Walking north towards Georgia on Richards Street, just before midnight. It’s not even the end of January, but the air has already begun to unfurl its loins and make plans for the weekend. It’s the smell. What is that? Pollen? Plant musk? Even when the air is cold, the smell is warm. And that is spring.

It just so happens, as my Nana always liked to point out to my mother, that spring in Vancouver starts in January. Not a haughty spring, but reserved, sensible. Canadian. A light jacket is appropriate, but not shorts. Not quite. And it’s certainly not beach weather! No, not yet.

But the tulips are up, trembling and frost-wary, with the memory of past springs saved in their garlicky souls. And the grass, seemingly nothing but dry brown clumps only days ago, is now ludicrously green.
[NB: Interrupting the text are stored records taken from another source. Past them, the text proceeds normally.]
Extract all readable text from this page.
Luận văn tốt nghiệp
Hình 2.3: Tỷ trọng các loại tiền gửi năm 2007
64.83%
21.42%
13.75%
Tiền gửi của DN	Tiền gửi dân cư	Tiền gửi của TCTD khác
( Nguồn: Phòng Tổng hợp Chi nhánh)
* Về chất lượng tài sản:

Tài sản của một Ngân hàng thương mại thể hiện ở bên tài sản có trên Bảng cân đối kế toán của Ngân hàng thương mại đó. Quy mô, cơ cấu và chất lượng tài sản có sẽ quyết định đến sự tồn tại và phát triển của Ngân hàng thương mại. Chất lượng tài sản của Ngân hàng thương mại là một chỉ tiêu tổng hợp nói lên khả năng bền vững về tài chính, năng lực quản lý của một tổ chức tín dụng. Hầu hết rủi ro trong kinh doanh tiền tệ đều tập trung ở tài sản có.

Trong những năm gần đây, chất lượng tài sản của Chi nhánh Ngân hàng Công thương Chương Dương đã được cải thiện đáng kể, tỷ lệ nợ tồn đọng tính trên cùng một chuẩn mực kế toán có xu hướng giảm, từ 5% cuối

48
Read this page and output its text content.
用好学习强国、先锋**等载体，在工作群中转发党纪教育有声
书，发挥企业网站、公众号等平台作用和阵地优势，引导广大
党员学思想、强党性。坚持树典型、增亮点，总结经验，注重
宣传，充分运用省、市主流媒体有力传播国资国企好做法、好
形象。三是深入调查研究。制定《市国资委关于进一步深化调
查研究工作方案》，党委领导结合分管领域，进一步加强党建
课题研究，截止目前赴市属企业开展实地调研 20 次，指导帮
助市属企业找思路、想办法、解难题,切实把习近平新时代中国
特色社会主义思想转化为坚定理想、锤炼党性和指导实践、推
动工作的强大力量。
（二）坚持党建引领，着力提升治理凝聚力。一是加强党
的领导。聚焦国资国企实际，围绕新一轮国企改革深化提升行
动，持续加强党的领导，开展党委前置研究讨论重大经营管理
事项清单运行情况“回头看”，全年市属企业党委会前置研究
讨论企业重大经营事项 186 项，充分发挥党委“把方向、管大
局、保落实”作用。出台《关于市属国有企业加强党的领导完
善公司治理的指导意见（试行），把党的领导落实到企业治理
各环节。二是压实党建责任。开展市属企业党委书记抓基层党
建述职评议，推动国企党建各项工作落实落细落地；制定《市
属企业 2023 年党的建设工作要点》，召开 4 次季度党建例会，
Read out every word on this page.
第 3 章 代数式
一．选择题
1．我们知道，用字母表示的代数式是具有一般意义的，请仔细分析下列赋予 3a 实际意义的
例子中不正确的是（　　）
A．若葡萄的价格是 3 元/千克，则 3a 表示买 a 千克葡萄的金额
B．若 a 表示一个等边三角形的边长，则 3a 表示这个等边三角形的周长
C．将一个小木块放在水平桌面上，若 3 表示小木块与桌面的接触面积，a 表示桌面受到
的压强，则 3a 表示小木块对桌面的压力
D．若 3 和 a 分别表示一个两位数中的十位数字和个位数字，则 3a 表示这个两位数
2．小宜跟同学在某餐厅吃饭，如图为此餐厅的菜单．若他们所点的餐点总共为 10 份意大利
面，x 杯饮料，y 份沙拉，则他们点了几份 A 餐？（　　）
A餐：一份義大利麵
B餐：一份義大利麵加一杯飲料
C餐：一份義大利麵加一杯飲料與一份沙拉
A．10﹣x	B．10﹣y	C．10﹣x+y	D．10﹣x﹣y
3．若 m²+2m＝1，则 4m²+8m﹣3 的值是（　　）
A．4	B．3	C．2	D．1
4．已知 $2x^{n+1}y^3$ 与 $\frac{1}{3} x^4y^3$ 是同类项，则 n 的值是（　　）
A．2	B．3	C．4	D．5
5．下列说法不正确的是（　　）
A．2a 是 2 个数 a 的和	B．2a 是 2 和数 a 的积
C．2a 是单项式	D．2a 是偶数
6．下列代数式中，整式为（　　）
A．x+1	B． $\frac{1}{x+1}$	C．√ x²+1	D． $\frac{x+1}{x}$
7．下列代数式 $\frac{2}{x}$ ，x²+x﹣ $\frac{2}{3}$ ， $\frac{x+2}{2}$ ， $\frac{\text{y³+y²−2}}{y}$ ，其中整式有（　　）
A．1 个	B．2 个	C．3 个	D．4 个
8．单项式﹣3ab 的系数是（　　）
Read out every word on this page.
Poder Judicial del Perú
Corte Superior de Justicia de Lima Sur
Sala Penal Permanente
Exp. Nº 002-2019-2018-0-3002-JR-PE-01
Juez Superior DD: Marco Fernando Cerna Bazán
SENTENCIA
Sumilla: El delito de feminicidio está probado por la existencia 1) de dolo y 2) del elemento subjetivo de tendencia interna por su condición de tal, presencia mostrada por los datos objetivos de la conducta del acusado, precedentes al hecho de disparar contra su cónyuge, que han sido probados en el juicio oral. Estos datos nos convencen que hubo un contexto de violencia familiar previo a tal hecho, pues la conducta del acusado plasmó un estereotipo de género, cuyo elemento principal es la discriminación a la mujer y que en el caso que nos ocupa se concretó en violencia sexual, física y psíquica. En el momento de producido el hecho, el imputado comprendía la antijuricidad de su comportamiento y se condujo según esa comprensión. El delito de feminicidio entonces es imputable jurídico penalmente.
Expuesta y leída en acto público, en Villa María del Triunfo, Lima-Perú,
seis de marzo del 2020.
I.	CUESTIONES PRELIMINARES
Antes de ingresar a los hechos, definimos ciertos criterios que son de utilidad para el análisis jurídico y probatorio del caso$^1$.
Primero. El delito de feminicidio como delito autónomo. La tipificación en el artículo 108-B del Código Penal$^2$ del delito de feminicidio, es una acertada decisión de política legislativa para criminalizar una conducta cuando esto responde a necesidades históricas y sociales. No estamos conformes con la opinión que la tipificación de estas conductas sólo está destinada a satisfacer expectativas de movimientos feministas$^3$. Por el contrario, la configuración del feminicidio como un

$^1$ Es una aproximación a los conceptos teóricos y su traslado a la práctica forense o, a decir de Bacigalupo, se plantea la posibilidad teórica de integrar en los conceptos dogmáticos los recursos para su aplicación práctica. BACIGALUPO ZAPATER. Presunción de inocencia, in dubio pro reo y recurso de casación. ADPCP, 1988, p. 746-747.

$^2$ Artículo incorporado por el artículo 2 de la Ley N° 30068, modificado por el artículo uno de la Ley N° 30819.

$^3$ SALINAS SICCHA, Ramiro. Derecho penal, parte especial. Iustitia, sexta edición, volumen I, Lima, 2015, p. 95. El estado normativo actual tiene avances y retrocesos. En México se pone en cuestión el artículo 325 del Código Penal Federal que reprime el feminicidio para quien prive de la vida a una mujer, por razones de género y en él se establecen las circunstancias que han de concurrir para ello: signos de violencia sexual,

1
It looks like some crazed child has been on a rampage with a Play-Doh Lawn Maker kit. In fact, blades of grass strain upwards, grotesquely erect, swollen with life and individually identifiable in the hoary patches at the bases of the bare boulevard trees. I have seen no grass like this in all my days of grass-seeing.

I don’t really miss the melting away of winter that is so tangible in Ontario. The sense of stretching, of blood returning to the extremities. The life cycle of snow: frosted on the grass like icing sugar; piled at the sides of the driveway; then finally reduced to grey-brown crusts at the curbs that seemed to turn into gravel. The first girl in a skirt, the first bare legs of the season. I don’t really miss them. Not quite. No, not yet.